After 2 Rollovers, Marines Overhaul Amphibious Combat Vehicle Training
A brand-new unit will teach Marines to drive the vehicles through the surf.
The Marine Corps has created a new training unit for its Amphibious Combat Vehicle after two rollovers revealed that Marines needed more instruction on the new vehicle.
“The decision to stand up the [Transition Training Unit] came after the Marine Corps identified significant differences between the safe operating procedures of the ACV and its predecessor, the Assault Amphibious Vehicle,” the Marine Corps said in a press release provided to Defense One. “Preliminary findings from recent mishap investigations recommended that ACV operators receive more training focused on the internal mechanical systems of the ACV and how the platform differs from the AAV.”
The Marine Corps stopped ACV waterborne operations in the surf zone after two of the vehicles rolled over last year, one in July and another in October. That ban is still in effect, and the command investigations into the two accidents are in the “redaction process,” according to the release. The ACV is a replacement for the 70s-era AAV, which the service removed from deployment and water operations in December 2021 after a fatal sinking in California.
Gen. Eric Smith, the assistant commandant of the Marine Corps, acknowledged the ACV program’s rocky start in his written testimony for a hearing before the Senate Armed Services Readiness subcommittee Wednesday, and explained the training unit’s role to get them safely operating again.
“As with any new system, our ACVs have experienced some initial fielding challenges. We are working with our industry partners to address identified mechanical issues as we continue fielding and testing the new platform. We have also experienced training mishaps with four vehicles in the surf zone,” Smith wrote. “After several months of dedicated efforts, and the institution of a Transition Training Unit in our Amphibious Assault School, we have a phased plan that will allow our ACV operators to employ the vehicle safely and effectively.”
The ACV is used in Marine operations to travel from an amphibious warship to shore, over land, and back again. The personnel variant can hold three crew members and 13 Marines, according to a Congressional Research Service report.

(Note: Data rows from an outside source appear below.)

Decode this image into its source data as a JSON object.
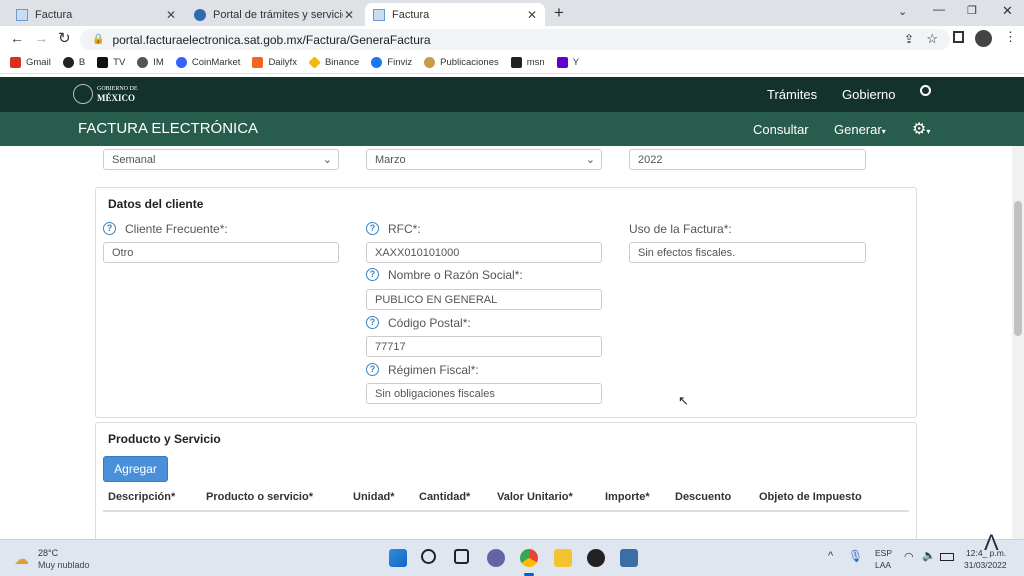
{
  "tabs": [
    {
      "title": "Factura"
    },
    {
      "title": "Portal de trámites y servicios - SAT"
    },
    {
      "title": "Factura"
    }
  ],
  "address": "portal.facturaelectronica.sat.gob.mx/Factura/GeneraFactura",
  "bookmarks": [
    "Gmail",
    "B",
    "TV",
    "IM",
    "CoinMarket",
    "Dailyfx",
    "Binance",
    "Finviz",
    "Publicaciones",
    "msn",
    "Y"
  ],
  "gob": {
    "logo_top": "GOBIERNO DE",
    "logo_bottom": "MÉXICO",
    "nav1": "Trámites",
    "nav2": "Gobierno"
  },
  "sub": {
    "title": "FACTURA ELECTRÓNICA",
    "consultar": "Consultar",
    "generar": "Generar"
  },
  "period": {
    "periodicidad": "Semanal",
    "mes": "Marzo",
    "anio": "2022"
  },
  "cliente": {
    "heading": "Datos del cliente",
    "frecuente_label": "Cliente Frecuente*:",
    "frecuente_value": "Otro",
    "rfc_label": "RFC*:",
    "rfc_value": "XAXX010101000",
    "uso_label": "Uso de la Factura*:",
    "uso_value": "Sin efectos fiscales.",
    "nombre_label": "Nombre o Razón Social*:",
    "nombre_value": "PUBLICO EN GENERAL",
    "cp_label": "Código Postal*:",
    "cp_value": "77717",
    "regimen_label": "Régimen Fiscal*:",
    "regimen_value": "Sin obligaciones fiscales"
  },
  "producto": {
    "heading": "Producto y Servicio",
    "agregar": "Agregar",
    "columns": [
      "Descripción*",
      "Producto o servicio*",
      "Unidad*",
      "Cantidad*",
      "Valor Unitario*",
      "Importe*",
      "Descuento",
      "Objeto de Impuesto"
    ]
  },
  "taskbar": {
    "temp": "28°C",
    "weather": "Muy nublado",
    "lang1": "ESP",
    "lang2": "LAA",
    "time": "12:4_ p.m.",
    "date": "31/03/2022"
  }
}
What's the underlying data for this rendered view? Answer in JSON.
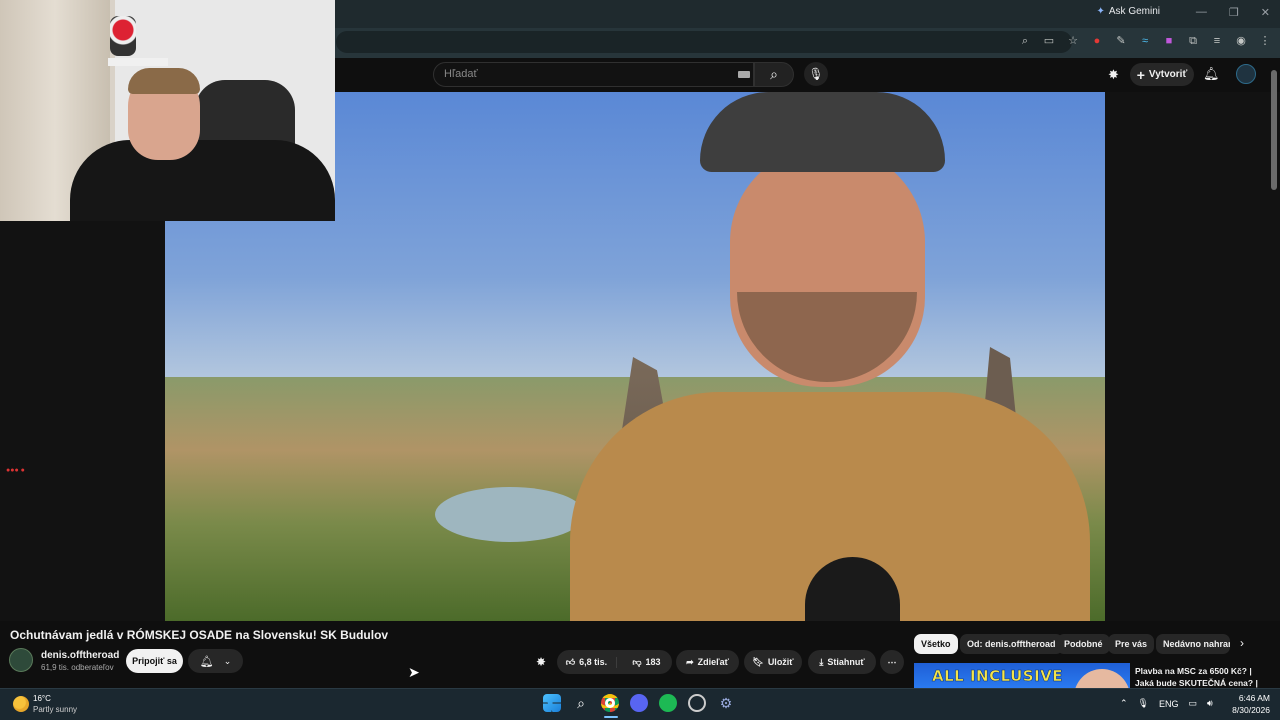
{
  "browser": {
    "ask_gemini": "Ask Gemini",
    "window_controls": [
      "—",
      "❐",
      "✕"
    ]
  },
  "header": {
    "search_placeholder": "Hľadať",
    "create_label": "Vytvoriť"
  },
  "video": {
    "title": "Ochutnávam jedlá v RÓMSKEJ OSADE na Slovensku! SK Budulov",
    "channel_name": "denis.offtheroad",
    "channel_subs": "61,9 tis. odberateľov",
    "join_label": "Pripojiť sa"
  },
  "actions": {
    "likes": "6,8 tis.",
    "dislikes": "183",
    "share": "Zdieľať",
    "save": "Uložiť",
    "download": "Stiahnuť"
  },
  "chips": [
    "Všetko",
    "Od: denis.offtheroad",
    "Podobné",
    "Pre vás",
    "Nedávno nahrané"
  ],
  "recommendation": {
    "thumb_text": "ALL INCLUSIVE",
    "title": "Plavba na MSC za 6500 Kč? | Jaká bude SKUTEČNÁ cena? |"
  },
  "taskbar": {
    "temperature": "16°C",
    "weather": "Partly sunny",
    "language": "ENG",
    "time": "6:46 AM",
    "date": "8/30/2026"
  },
  "colors": {
    "accent": "#3ea6ff",
    "background": "#0f0f0f",
    "chip_active": "#f1f1f1"
  }
}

But while the ACV and AAV perform the same mission, the platforms are “fundamentally dissimilar from one another,” Marine Corps spokesman Capt. Ryan Bruce said in an email Wednesday to Defense One. The AAV is a tracked vehicle with a flat-bottomed hull and an analog system, while the new ACV is a heavier, wheeled vehicle with a V-Shaped hull and digital system, Bruce said. The steering and propeller systems are also different.
“Because of these differences in their design, the vehicles behave differently in the surf zone,” he said.
The new training unit, which stood up in February, is part of the Assault Amphibian School at Camp Pendleton, Calif., and is basing the training on “lessons learned and best practices” and turning it “into an updated, continuous skills validation program,” the release said. The unit is the size of a platoon, or around 30 Marines. The program will eventually be rolled into the school’s regular training for the vehicle.
The Marine Corps has 139 ACVs fielded so far, with I Marine Expeditionary Force and the Assault Amphibian School as the priority for the platform, according to the release. Once the unit’s program is approved, Marines who are trained on the ACV will be evaluated and recertified on the vehicle. The certification course is expected to take less than a month, Bruce said.
The certification program has several stages, starting with a classroom element and then moving to the motor pool to “conduct highly controlled practical evaluations,” Bruce said. The Marines then do ground training, and finish with “waterborne practical evaluations,” he said.
“A critical component of the revised training program is the continuous training and evaluation of ACV Marines, with skills progression benchmarks that evaluate Marines on their knowledge of both operating and maintaining the vehicle and their ability to then apply that knowledge to real world operations,” he said. “This update supersedes previous training requirements, which were focused on a one-time certification of entry-level skills before a Marine could join their operational unit.”
It’s not clear how long retraining everyone will take, but Marines who haven’t yet been recertified are still able to operate the ACVs, Bruce said.
Getting Marines operating in the surf zone again will be a crawl-walk-run approach, starting with authorizing the new training unit to do transits through that environment and confirming their certification course, according to the release. From there, Marines in the certification program will be allowed to do transits, and eventually Marines will be allowed to travel again in an ACV through the zone. The process will start this summer.
The service is also using drone technology to address the hazardous conditions in the surf zone. Drones can collect data that will help Marines decide whether to proceed through the surf, Lt. Gen. Karsten Heckl, the head of Marine Combat Development Command, told senators March 28. Marines at Camp Pendleton already have the unnamed autonomous drone.
“We just got to work out these problems and make sure when we make a decision to go or no go through a surf zone, whether coming ashore or going back to the ship, that we have the right and accurate information to make that judgment,” Heckl said before the Senate Armed Services Seapower subcommittee.